Fifteen years ago, I was a fourth-year pharmacy student at the University of the Sciences in Philadelphia.  As I sat in class one day, with graduation and the start of daily practice as a pharmacist looming, I could not help but think that sports, basketball, and coaching were my real passion and that I was about to embark on a life in the wrong field. I finished my coursework and earned my degree in pharmacy.  In the meantime, though, I volunteered as an assistant coach at Salem Community College.  In the summertime, I worked numerous basketball camps so that I could network and meet people and in the hope that I might get lucky and advance my career in coaching.  As I prepared to return as a volunteer assistant at Salem CC and start my masters in sports administration at Temple University, I received a phone call that changed the course of everything.  Joe Cassidy, Head Basketball Coach at Rowan University, left me a message right after my first class at Temple.  He told me that his graduate assistant had left to take a Division 2 coaching job, and that Rowan needed a new assistant coach at the last minute.  At Coach Cassidy’s suggestion, I applied, interviewed, and a week later was coaching basketball and taking graduate classes at Rowan.

For the next two years, I learned a ton about the game of basketball, as Rowan reached an NCAA Division 3 Sweet 16.  I also earned my Master’s Degree in Higher Education Administration.  With this additional experience and through more connections, I sought out and was hired for to serve as an assistant basketball coach at Centenary College, a Division 1 Program, where I was part of a team that accomplished its first winning season in 20 years.  Thereafter, I again as a result of both more time in the coaching universe and some fortuitous circumstances, Coach Fran Dunphy hired me to become an assistant coach at the University of Pennsylvania.  In my two years at Penn, I acquired a ton of basketball knowledge, coached in the NCAA tournament, and continued to progress in the profession I loved.

After my valuable stop at Penn, I joined the Coach John Giannini’s staff at La Salle University.  Now, after nine years at La Salle, young coaches frequently ask me about coming up in the coaching profession and how they can advance their careers.  Thinking back, the following are some recommendations I share with these young, aspiring coaches:

1. Make sacrifices, even financial ones. I made a total of $15,000 in my first six years of coaching.  In those years, I worked odd hours as a pharmacist to pay bills and used all my savings from childhood, but I made it work. If you really want to do what you love to do, you must make sacrifices.
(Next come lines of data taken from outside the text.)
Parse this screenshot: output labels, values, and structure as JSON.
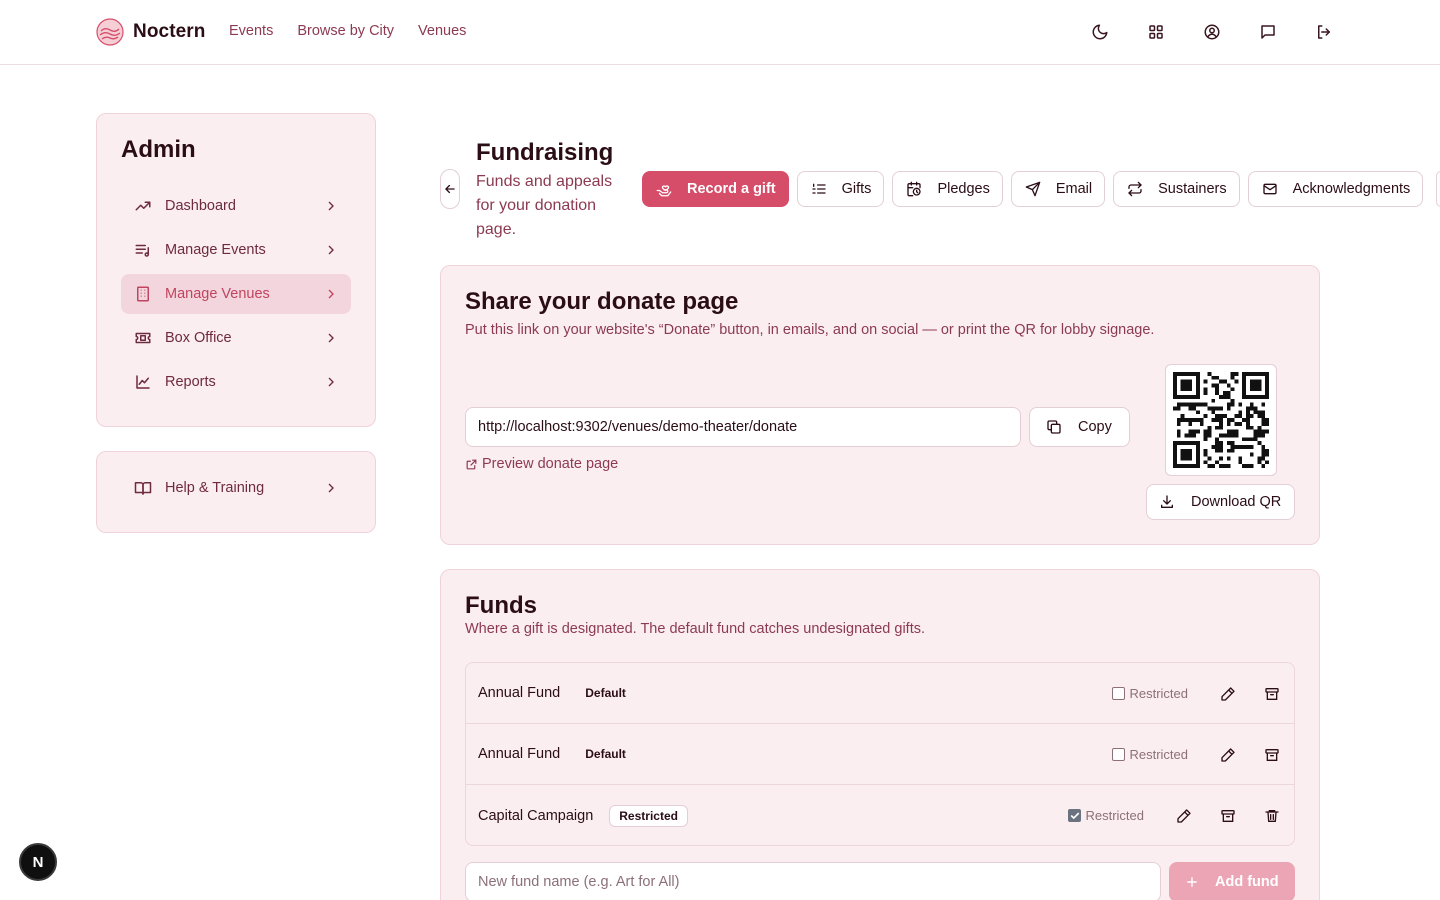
{
  "brand": {
    "name": "Noctern",
    "logo_icon": "noctern-logo-icon"
  },
  "nav": {
    "links": [
      "Events",
      "Browse by City",
      "Venues"
    ],
    "icons": [
      "moon-icon",
      "grid-icon",
      "user-circle-icon",
      "message-icon",
      "logout-icon"
    ]
  },
  "sidebar": {
    "title": "Admin",
    "items": [
      {
        "label": "Dashboard",
        "icon": "trending-up-icon",
        "active": false
      },
      {
        "label": "Manage Events",
        "icon": "list-music-icon",
        "active": false
      },
      {
        "label": "Manage Venues",
        "icon": "building-icon",
        "active": true
      },
      {
        "label": "Box Office",
        "icon": "ticket-icon",
        "active": false
      },
      {
        "label": "Reports",
        "icon": "line-chart-icon",
        "active": false
      }
    ],
    "help": {
      "label": "Help & Training",
      "icon": "book-open-icon"
    }
  },
  "header": {
    "title": "Fundraising",
    "subtitle": "Funds and appeals for your donation page."
  },
  "tabs": [
    {
      "label": "Record a gift",
      "icon": "hand-heart-icon",
      "primary": true
    },
    {
      "label": "Gifts",
      "icon": "list-ordered-icon",
      "primary": false
    },
    {
      "label": "Pledges",
      "icon": "calendar-clock-icon",
      "primary": false
    },
    {
      "label": "Email",
      "icon": "send-icon",
      "primary": false
    },
    {
      "label": "Sustainers",
      "icon": "repeat-icon",
      "primary": false
    },
    {
      "label": "Acknowledgments",
      "icon": "mail-icon",
      "primary": false
    }
  ],
  "share": {
    "title": "Share your donate page",
    "description": "Put this link on your website's “Donate” button, in emails, and on social — or print the QR for lobby signage.",
    "url": "http://localhost:9302/venues/demo-theater/donate",
    "copy_label": "Copy",
    "preview_label": "Preview donate page",
    "download_label": "Download QR"
  },
  "funds": {
    "title": "Funds",
    "description": "Where a gift is designated. The default fund catches undesignated gifts.",
    "rows": [
      {
        "name": "Annual Fund",
        "badge": "Default",
        "restricted_label": "Restricted",
        "restricted": false,
        "deletable": false
      },
      {
        "name": "Annual Fund",
        "badge": "Default",
        "restricted_label": "Restricted",
        "restricted": false,
        "deletable": false
      },
      {
        "name": "Capital Campaign",
        "badge": "Restricted",
        "restricted_label": "Restricted",
        "restricted": true,
        "deletable": true
      }
    ],
    "new_fund_placeholder": "New fund name (e.g. Art for All)",
    "add_label": "Add fund"
  },
  "dev_badge": "N",
  "colors": {
    "accent": "#d64d6a",
    "panel_bg": "#fbeef1",
    "link": "#8c3a52",
    "active_bg": "#f3d6dd"
  }
}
2. Make Connections. Work as many camps as possible. I met the majority of my connections by working the Hoop Group camps (Pocono and Elite camps) The more people you meet, the better chance you will have to get a job at some point. Networking at camps, clinics, and at recruiting events is key to making friends within the college coaching business.

3. Be Patient. When going after jobs as an assistant coach, patience can definitely be a virtue. For the five schools that have honored me with coaching opportunities, I have been rejected by hundreds of schools. It is not always about being the most qualified or competent for the job.  More often than not, it is about luck, right time and place, and who you know.

4. Lose the Sense of Entitlement. In this day and age, everyone wants to just be a coach at the Division One level.  What makes you so special?  Be willing to make sacrifices, put in long hours, and work your way up within the profession. Everyone has to start somewhere, and it’s often about what you make of the job, what you learn at the school where you are, and who you meet. Be willing to listen and soak up tons of knowledge.